Her surgery was Thursday. Since they put her under general anesthesia, she needed to be put on a ventilator (vent). This is a breathing machine that essentially breathes for her while she is under and while she comes out of the medication that puts her to sleep. It took her until Friday morning to really come out of the anesthesia and to be extubated (have the vent removed). It takes a long time for Preemies to come out of it because they metabolize the medication so much slower than adults or even full term babies. Mr Minion and I stayed at the hospital Wednesday and Thursday nights. I got about 8 hours of sleep between the two nights. Thursday night, I spent most of the night standing next to her crib, holding her hand and trying to comfort her. She was coming out of the anesthesia very slowly and opening her eyes. Due to the placement of her vent, I couldn’t sit in the recliner and see her, so I stood on the other side so that she would see me when she opened her eyes. I slept from about 1am until 4:30am.

On Friday, she had a slow, relaxing day. She slept for most of it, ate an entire bottle for the first time, promptly threw half of it up, and slept some more. Saturday, she had some drainage coming from one of her ears and a slightl fever, and the doctors wanted to rule out an infection, so they started antibiotics, blood cultures, fluids, and an IV. Normally, they would just watch the ear, but since she has a shunt, they pulled out all the stops.
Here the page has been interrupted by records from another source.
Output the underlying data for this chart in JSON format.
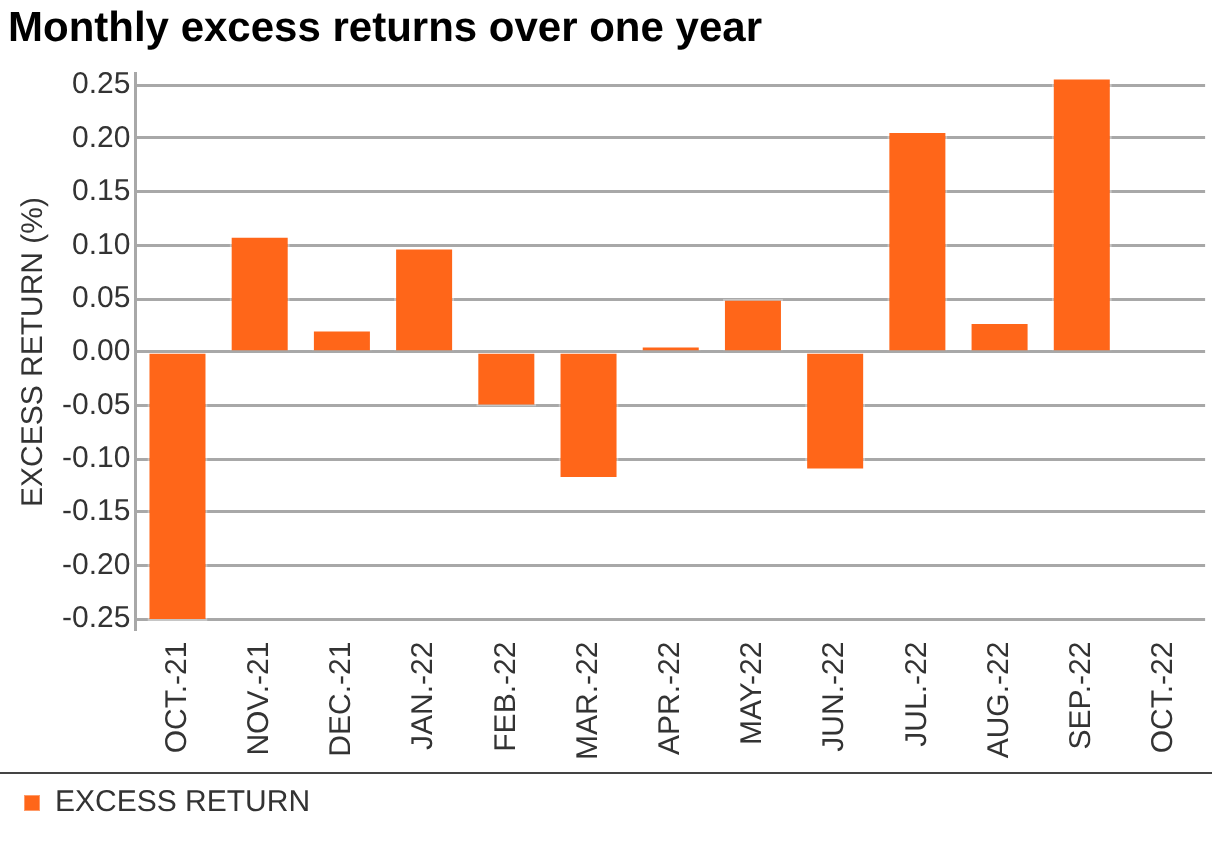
{
  "chart_data": {
    "type": "bar",
    "title": "Monthly excess returns over one year",
    "ylabel": "EXCESS RETURN (%)",
    "categories": [
      "OCT.-21",
      "NOV.-21",
      "DEC.-21",
      "JAN.-22",
      "FEB.-22",
      "MAR.-22",
      "APR.-22",
      "MAY-22",
      "JUN.-22",
      "JUL.-22",
      "AUG.-22",
      "SEP.-22",
      "OCT.-22"
    ],
    "series": [
      {
        "name": "EXCESS RETURN",
        "color": "#ff6619",
        "values": [
          -0.252,
          0.109,
          0.021,
          0.098,
          -0.051,
          -0.119,
          0.006,
          0.05,
          -0.111,
          0.207,
          0.028,
          0.257,
          null
        ]
      }
    ],
    "ylim": [
      -0.26,
      0.26
    ],
    "yticks": [
      {
        "value": -0.25,
        "label": "-0.25"
      },
      {
        "value": -0.2,
        "label": "-0.20"
      },
      {
        "value": -0.15,
        "label": "-0.15"
      },
      {
        "value": -0.1,
        "label": "-0.10"
      },
      {
        "value": -0.05,
        "label": "-0.05"
      },
      {
        "value": 0,
        "label": "0.00"
      },
      {
        "value": 0.05,
        "label": "0.05"
      },
      {
        "value": 0.1,
        "label": "0.10"
      },
      {
        "value": 0.15,
        "label": "0.15"
      },
      {
        "value": 0.2,
        "label": "0.20"
      },
      {
        "value": 0.25,
        "label": "0.25"
      }
    ],
    "grid": "y",
    "legend": "bottom left"
  }
}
Her 24 hour cultures came back negative today, and if they come back negative tomorrow, they will assume there is no infection and can discontinue all the medications and the IV. She was very, very fussy yesterday and the nurses said she was probably upset about the antibiotics. They can cause stomach aches and cramps, plus diarhea. Her nurse gave LMM some Tylenol, which really helped.

Today, her hematocrit levels came back low, which means that she is anemic, and that she needs another blood transfusion. She has had several so far, and Mr Minion and I were discussing how blood transfusions seem normal for us. Babies are unable to make their own hematocrit until around 38 or 39 weeks gestation and usually need transfusions every few weeks. LMM was unique in that she didn’t need one for several weeks after birth. Normally, they need one almost immediately. I held her hand and did a touch hold while they tried to get a good IV stick after her first one started leaking, but they couldn’t find a vein that hadn’t already been used. Babies’s veins don’t heal as quickly as adults, so once they are stuck, the veins take a long time to be usable again. They tried several times before deciding that she had taken enough tries. I’ve been dubbed “Nerves of Steel” by the nurses because I stayed with her the whole time. I figure if I can help her to be more comfortable, I should stay with her.

All in all, its been a long, exhausting week for the Minion family. Little Miss Minion is doing very well and was back to her old self today. Its amazing how quickly they can bounce back from things.